VR isn’t the essential building block ‘material’ behind a metaverse. Instead, that would be visual 3D graphics, the sort you can see using not just headsets, but also screens and AR interfaces
This is especially so when compared to AR experiences delivered through a mobile device. AR lets users see the real world overlaid with digital data, and here the metaverse can penetrate physical reality; through AR glasses, for example. AR projections meanwhile can beam the same sort of visuals into one’s room.
In both cases, the connective aspect of the metaverse is what allows remote collaborators to see and manipulate the same visuals in real-time.
Adobe’s flagship metaverse offering is the AR product Aero, and with it, Corazza explains, the creative software titan is targeting the delivery of personalised AR experiences, and not just the creation of visual assets.
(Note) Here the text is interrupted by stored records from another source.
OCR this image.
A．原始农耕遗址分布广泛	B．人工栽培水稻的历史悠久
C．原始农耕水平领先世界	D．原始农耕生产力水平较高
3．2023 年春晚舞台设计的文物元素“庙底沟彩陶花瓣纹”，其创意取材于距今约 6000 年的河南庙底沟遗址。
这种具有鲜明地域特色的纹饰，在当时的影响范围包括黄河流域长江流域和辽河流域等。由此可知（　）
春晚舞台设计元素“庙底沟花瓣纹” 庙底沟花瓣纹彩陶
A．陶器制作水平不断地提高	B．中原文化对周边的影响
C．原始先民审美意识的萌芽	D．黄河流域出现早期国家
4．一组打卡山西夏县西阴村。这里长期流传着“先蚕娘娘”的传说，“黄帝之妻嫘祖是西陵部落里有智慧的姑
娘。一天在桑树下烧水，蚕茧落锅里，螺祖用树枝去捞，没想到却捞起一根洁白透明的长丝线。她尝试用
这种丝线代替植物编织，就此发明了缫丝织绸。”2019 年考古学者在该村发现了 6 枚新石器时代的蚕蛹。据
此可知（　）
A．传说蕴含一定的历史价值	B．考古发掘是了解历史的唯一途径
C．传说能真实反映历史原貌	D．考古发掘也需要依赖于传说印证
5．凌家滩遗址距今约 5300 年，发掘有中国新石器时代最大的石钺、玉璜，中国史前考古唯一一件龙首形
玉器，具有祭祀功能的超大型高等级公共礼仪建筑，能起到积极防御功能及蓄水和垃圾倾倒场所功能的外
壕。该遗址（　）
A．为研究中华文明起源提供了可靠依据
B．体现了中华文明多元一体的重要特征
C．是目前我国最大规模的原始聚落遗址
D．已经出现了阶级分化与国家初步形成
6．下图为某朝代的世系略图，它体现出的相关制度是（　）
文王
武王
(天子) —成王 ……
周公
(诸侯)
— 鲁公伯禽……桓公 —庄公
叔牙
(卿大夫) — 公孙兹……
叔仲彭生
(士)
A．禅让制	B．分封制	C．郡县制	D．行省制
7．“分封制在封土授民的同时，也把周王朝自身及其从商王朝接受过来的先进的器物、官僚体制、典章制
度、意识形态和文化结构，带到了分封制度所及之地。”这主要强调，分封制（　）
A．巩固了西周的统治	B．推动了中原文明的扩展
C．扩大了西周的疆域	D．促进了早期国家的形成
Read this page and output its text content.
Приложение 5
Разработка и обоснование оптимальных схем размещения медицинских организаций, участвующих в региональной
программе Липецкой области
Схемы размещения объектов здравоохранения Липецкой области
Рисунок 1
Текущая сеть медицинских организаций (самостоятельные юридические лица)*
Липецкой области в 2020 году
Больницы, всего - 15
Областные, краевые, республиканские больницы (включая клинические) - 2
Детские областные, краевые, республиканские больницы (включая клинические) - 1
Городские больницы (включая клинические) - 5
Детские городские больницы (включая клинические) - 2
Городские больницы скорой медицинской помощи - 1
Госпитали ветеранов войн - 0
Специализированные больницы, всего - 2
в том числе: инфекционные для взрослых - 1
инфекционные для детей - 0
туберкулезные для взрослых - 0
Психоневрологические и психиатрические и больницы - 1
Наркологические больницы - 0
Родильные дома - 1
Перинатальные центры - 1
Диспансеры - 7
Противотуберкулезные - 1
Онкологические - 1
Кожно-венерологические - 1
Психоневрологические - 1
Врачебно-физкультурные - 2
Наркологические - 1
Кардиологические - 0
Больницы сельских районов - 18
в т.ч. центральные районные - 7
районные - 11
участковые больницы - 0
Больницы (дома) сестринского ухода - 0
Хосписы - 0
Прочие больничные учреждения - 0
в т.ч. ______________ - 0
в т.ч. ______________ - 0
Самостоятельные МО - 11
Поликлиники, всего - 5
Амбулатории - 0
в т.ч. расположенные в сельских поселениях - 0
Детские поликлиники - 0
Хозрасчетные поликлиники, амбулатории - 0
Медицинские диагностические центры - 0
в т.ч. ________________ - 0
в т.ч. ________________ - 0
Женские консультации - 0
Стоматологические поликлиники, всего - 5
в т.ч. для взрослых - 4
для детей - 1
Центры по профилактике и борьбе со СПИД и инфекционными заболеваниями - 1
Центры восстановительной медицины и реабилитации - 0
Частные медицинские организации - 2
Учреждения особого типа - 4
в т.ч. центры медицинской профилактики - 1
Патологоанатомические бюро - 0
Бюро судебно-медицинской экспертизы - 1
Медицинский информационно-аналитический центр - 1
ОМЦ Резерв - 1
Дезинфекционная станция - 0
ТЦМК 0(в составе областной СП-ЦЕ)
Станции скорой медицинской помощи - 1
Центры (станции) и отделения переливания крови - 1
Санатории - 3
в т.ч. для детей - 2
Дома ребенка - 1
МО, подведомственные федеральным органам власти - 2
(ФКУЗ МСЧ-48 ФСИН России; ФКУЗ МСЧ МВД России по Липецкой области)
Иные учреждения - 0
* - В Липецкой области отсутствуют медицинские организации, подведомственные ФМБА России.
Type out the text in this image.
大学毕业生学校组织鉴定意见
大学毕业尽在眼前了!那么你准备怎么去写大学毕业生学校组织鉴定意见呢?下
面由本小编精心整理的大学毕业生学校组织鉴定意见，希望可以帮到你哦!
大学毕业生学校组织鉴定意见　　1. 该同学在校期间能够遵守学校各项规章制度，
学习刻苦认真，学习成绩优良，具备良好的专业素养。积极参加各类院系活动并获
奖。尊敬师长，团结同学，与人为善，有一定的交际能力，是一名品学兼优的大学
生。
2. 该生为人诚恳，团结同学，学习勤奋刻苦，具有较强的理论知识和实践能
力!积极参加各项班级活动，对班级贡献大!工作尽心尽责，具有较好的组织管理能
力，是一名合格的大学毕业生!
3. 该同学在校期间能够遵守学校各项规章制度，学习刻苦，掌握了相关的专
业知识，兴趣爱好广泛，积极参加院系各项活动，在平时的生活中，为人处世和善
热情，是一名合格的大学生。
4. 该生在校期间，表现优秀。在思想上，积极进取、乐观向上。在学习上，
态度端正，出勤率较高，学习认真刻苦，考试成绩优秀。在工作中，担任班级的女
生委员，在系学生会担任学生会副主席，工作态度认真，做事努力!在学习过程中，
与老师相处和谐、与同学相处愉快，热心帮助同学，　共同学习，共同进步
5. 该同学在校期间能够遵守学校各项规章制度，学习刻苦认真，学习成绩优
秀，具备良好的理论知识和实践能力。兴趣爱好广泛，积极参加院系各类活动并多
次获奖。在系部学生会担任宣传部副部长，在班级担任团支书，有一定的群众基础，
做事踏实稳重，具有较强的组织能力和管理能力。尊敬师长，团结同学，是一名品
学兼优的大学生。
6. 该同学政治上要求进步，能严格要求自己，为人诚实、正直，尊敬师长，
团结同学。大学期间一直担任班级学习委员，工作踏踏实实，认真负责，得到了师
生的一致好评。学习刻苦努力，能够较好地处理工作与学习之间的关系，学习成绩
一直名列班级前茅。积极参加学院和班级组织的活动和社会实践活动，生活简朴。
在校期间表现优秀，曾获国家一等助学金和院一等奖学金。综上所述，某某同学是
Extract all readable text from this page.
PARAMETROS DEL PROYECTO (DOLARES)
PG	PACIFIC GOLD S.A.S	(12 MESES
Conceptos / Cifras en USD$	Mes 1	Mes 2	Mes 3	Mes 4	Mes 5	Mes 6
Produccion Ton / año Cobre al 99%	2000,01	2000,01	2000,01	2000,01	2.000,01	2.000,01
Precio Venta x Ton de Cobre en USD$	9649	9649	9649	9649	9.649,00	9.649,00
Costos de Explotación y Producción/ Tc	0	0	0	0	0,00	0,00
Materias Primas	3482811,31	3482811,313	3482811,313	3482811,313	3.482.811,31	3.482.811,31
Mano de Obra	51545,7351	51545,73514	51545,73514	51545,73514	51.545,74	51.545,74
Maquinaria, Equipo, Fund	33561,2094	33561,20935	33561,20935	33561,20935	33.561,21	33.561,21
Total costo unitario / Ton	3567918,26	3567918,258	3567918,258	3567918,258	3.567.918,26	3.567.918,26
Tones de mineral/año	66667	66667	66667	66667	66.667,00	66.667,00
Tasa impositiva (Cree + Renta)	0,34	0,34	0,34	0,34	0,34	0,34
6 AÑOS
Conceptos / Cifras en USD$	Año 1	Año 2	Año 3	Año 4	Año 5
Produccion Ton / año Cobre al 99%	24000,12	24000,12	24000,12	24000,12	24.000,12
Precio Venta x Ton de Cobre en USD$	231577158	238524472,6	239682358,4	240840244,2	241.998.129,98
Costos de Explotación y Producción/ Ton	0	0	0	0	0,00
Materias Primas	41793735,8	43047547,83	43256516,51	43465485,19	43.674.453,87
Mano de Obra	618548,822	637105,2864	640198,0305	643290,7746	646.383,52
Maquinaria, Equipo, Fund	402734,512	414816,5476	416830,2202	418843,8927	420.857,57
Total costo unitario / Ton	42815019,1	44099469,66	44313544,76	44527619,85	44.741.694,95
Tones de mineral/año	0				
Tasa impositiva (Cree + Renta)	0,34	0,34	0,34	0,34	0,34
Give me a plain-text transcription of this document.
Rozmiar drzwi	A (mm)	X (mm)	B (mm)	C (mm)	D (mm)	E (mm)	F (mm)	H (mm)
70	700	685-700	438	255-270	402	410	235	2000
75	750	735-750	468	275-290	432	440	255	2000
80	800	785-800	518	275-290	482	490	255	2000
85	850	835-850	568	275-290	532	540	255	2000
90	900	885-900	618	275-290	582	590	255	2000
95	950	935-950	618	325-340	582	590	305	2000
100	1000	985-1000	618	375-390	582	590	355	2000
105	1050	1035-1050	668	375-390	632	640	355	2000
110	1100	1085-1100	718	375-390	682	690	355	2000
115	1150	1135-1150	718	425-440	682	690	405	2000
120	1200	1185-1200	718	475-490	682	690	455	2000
“Our goal with Aero is to offer individuals as well as enterprise customers a way to deliver AR experiences to their audience in a direct and low friction way,” says the Adobe VP.
“We see enterprise metaverses existing at different levels, from VR metaverses that large enterprise businesses will develop, to branded experiences developed on the largest social media metaverses, and AR-powered shopping experiences in physical stores.”
He also predicts content layers populating the AR metaverse in which ‘the earth itself is the physical place where AR experiences anchor on and develop’.
The name of this realm according to Corazza? The ‘metavearth’.
Someone better let Collins Dictionary know now, for it won’t be long before enterprise money makes Mark’s metaverse more than just a PR stunt (or should that be V-PR stunt?)